You can configure the subject as well as email content, using the variables to summarize all the information of the transactions.
Last but not least, you need to create a record of the order.
One of the easiest ways is using Landbot’s Google Sheets integration.
Before you do anything else – create a spreadsheet in your Drive where you mean to save the data.
Once you connect your Google account to Landbot, link the document and the corresponding sheet within it to the bot.
Next, you need to select the action you want the integration to carry out as you can import, export new data as well as update old ones.
Since your order form is adding new data to a sheet, select “Insert a new row”

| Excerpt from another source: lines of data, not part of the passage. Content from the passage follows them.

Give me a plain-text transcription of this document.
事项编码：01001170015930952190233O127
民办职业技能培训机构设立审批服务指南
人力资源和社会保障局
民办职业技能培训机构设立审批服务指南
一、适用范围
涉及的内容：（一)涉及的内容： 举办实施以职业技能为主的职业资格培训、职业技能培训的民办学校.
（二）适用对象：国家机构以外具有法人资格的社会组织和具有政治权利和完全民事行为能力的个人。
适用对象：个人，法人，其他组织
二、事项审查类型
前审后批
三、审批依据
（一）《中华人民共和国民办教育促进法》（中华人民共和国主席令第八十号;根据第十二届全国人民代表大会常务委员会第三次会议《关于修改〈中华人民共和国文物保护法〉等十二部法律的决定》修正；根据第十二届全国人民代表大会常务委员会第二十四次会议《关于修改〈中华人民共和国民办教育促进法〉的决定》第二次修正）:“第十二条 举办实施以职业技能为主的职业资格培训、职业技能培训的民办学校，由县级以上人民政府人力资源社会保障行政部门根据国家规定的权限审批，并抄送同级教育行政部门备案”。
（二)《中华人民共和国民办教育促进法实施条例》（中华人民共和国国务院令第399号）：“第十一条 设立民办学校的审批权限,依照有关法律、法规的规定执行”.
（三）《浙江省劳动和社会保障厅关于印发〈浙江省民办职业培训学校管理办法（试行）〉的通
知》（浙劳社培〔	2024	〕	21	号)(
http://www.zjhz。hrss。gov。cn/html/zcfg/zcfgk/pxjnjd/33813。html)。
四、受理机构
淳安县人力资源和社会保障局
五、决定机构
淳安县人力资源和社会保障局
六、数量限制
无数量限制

After that, all you need to do is match the name of the columns on your spreadsheet with the respective data variables. The names of the columns will automatically appear in the dropdown selection:
And voila! Now each time the user completes a form with the payment, all the information will be safely saved in a spreadsheet.
Of course, do not forget to add a thank you and goodbye message to your flow!
Save all the changes you’ve made to your bot thus far and move on to the design section through the upper navigation bar.
In the no-code designer, you can use one of Landbot’s design templates or adjust the colors, fonts and shapes to match your brand design precisely!
Next, in the Settings section, feel free to adjust details such as typing emulation, set up tracking or adjust system messages and help text inside the bot:
Last but not least, visit the share section where you can easily copy and paste the bot’s code and publish it in 4 different formats: Landing page, website embed, popup, or website widget!
So, what do you think?
It does seem a bit more fun, friendly, and flexible than something like this:
Now that you know how to make a conversational order form take advantage of it!
Using such order forms brings many benefits. They:
- Provide greater insight into customer behavior as you can analyze users progress through the flow;
- Offer real-time data capture and its use for personalization & instant problem solving;
- Give you the option to customize the flow for different types of purchases inside a single “form”;
- Enable in-chat payment processing;
- Are easy to create and manage by no-code professionals;
- They easily integrate with 3rd-party tools you are already using;
- Offer more engaging user experience;
- Provide an option to offer a separate path for returning customers so they don’t have to refill contact/delivery information twice (e.g. by providing a button choice in the welcome message separating returning from new customers and then using the integrations to pull data of the returning ones);
Try your hand at creating your own conversational order form that converts today!